Jan "Myslnik" Herman

Trochę obycia i wszystko łatwe

2010-02-23 09:59

Kto pierwszy raz jest w lesie - ten fika, pohukuje, szuka echa i uciechy, rwie gałązki i włazi na drzewa. A wszystko co żywe ucieka przed nim w popłochu. On się po jakims czasie opamięta, nauczy, dojrzeje. I sarny do niego podejdą, i sójka mu na ramię usiądzie.
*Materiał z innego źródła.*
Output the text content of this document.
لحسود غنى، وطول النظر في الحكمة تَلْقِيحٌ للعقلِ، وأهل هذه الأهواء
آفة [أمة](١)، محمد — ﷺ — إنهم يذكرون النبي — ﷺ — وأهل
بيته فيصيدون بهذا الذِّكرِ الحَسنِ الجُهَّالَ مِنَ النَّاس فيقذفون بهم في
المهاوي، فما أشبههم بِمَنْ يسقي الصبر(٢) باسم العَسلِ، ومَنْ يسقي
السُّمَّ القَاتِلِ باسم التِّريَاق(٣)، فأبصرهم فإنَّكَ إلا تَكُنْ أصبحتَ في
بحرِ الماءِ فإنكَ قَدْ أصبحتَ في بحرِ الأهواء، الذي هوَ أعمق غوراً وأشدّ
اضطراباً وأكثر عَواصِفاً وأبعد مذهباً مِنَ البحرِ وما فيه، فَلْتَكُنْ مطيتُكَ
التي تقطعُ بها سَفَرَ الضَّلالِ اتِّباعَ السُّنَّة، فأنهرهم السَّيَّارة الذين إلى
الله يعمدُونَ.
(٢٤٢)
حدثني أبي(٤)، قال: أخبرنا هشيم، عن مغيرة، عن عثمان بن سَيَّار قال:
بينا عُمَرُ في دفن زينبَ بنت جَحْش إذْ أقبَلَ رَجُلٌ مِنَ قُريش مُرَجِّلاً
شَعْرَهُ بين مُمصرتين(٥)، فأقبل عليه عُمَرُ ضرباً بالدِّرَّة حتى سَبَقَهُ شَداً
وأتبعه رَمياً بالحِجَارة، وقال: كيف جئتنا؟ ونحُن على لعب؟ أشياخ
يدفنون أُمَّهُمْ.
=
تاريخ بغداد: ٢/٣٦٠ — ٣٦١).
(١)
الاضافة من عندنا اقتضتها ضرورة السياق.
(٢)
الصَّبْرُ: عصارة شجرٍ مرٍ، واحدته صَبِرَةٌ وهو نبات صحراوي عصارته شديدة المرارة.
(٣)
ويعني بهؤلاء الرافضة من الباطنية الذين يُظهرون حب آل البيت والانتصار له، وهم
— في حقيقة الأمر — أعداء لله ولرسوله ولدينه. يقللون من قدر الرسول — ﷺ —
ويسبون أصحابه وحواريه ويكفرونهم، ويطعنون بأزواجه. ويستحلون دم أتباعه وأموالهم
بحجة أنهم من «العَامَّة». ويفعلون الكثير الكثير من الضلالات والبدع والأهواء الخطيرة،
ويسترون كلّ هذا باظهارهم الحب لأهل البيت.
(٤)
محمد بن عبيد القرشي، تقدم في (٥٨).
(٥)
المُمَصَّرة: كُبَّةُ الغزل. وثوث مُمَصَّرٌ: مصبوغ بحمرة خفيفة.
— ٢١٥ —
Kto pierwszy raz jest w wielkim miescie, staje co krok z otwartą gębą, ale i boi się wszystkiego wkoło, bo to takie hałasliwe, błyskające, pospieszne, nerwowe, nachalne, nieludzkie. Aż się wpasuje, dotrze, nabierze wprawy, zresztą przejdzie też okres "w drugą stronę", kiedy mu szajba odbija, bo on już miastowy. I wtedy miasto przestanie go zachwycać błyskotkami albo straszyć wszystkim innym. Dotrze on do miasta głębi - i być może zostanie, a może zatęskni do swojej pierwotnej Macierzy. Poznawszy i oswoiwszy.

Kto pierwszy raz usiadł za kierownicą - ten gorzej się czuje, niż  czarownica na inkwizycyjnych torturach, choć slinka mu leci, aby stać się dorosłym poprzez zmotoryzowanie. Potem mu wszystko przychodzi wciąż łatwiej, a nawet niektóry kozakiem się poczuje, zanim nie potrąci kogos, zanim nie dachuje. I zanim nie zrozumie, co oznaczają krzyże rozsiane na poboczach.

Kumu pierwszy raz podłączą Internet...

Wyszukiwanie

Kontakty

Pasje-moje

Tematy do dyskusji: Trochę obycia i wszystko łatwe

Nie znaleziono żadnych komentarzy.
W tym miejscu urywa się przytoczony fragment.